I boarded the red-eye with silent nausea. My mind was occupied by fear. It took too much energy to act normal, so I stared at the wall, hummed to myself, and practiced deep breathing exercises. I could not stop thinking about Josh’s broken neck and our newest piece of information from our contact with the Department of the Army: Josh was unconscious after the moment of impact. What if he wakes up and doesn’t remember anything? What if the break in his neck paralyzes him? Will he recognize me at all? My face was stoic and motionless, but hot tears continuously ran down my cheeks. All the things I had imagined could possibly be coming true. I didn’t sleep the entire flight from San Jose to Atlanta.

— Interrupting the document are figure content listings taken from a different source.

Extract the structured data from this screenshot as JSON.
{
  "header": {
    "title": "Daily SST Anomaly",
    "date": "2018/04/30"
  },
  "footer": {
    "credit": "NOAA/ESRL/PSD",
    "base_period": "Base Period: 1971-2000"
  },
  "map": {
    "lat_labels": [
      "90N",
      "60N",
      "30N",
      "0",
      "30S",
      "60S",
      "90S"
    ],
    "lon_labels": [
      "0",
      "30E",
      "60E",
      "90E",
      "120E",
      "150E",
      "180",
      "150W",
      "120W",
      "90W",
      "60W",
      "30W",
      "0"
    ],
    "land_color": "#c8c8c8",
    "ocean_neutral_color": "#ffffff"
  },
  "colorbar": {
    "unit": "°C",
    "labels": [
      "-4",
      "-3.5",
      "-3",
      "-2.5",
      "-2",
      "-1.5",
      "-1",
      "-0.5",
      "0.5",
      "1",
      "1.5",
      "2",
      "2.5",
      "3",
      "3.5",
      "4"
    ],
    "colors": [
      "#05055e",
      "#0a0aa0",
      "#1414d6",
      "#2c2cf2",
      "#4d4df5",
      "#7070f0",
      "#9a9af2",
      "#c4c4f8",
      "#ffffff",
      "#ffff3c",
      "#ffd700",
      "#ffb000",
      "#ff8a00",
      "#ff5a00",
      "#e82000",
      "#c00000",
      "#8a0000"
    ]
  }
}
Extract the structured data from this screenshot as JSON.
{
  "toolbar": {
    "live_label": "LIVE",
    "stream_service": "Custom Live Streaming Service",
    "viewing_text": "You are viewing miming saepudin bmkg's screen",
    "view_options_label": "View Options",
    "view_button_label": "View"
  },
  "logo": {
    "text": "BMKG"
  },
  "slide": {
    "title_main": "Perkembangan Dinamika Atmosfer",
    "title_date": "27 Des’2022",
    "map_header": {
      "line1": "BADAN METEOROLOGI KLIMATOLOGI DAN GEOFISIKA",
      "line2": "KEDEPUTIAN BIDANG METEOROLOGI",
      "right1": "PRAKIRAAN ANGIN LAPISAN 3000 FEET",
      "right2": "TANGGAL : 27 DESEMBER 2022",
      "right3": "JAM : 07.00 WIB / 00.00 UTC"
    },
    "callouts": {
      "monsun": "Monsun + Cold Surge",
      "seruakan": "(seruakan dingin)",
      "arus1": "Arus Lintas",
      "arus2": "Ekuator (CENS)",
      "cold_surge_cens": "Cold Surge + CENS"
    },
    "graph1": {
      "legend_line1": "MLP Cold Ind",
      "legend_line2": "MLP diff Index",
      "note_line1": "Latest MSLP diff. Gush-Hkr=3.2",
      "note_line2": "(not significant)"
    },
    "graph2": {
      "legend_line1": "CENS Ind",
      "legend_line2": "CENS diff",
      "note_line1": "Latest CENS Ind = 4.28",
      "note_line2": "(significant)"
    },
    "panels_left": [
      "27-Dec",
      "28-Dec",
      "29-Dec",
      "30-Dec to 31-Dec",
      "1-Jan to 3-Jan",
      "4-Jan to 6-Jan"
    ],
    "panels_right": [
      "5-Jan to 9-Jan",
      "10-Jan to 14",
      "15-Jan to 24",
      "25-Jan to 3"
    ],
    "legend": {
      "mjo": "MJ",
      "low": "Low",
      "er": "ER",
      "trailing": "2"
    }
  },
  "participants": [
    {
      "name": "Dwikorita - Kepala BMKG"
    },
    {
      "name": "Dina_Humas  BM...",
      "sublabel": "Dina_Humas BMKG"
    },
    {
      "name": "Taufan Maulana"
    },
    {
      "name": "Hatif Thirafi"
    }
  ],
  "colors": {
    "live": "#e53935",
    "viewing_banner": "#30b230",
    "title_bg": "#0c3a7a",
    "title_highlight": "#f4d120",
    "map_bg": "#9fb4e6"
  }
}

At this point, our entire families knew about Josh’s injury, but information on Josh was developing and changing with every phone call. Finally, we told our Army contacts that unless we were flying, they should expect a call from Cathi and me every two hours. With the need to keep the lines open for updates, I was encouraging people to spread the word until we knew more. Before we took off for Atlanta, there had already been a segment on the local news channels. Once we landed in Atlanta, something made me want to get on Facebook and see how many people knew. I was receiving phone calls and texts from literally thousands of people. I knew social media was going to be even more chaotic, so I had silenced all of it before we took off. Maybe it would make me feel better… at least there would be fewer people to tell? Aft
er nine hours of crying and not eating while traveling, hopefully fellow travelers assumed that I had a late night at the bar and would leave me alone long enough to see what was going on. I went into the airport bathroom, splashed some water on my face, and walked toward the terminal of (hopefully) my last flight of the day. I plopped down in my seat next to my equally exhausted mother-in-law and logged onto Facebook to see what kind of damage had been done on the World Wide Web. I had about a million notifications, because by this time all of North Alabama knew about Josh. His story was on TV and radio and in a few newspapers. Then I saw a message from the medic who deployed with Josh. Everybody called him Doc.
June 1, 2012 7:07 am
From Doc:
Hey, I don’t know if you remember me. We met at SGT Kearny’s BBQ right before we left. Anyway, I’m the medic who worked on your husband right after the incident. He was definitely my best friend out here. It sucked for me, and I can only imagine how you’re taking it. He asked me to send something to your address as soon as I can, and I didn’t want to send it with the rest of his stuff because I don’t know if that will actually make its way to you. So if you don’t mind sending me your address, I can get this to you as soon as I can make my way to the postal service out here. Take care! Please keep us updated as well.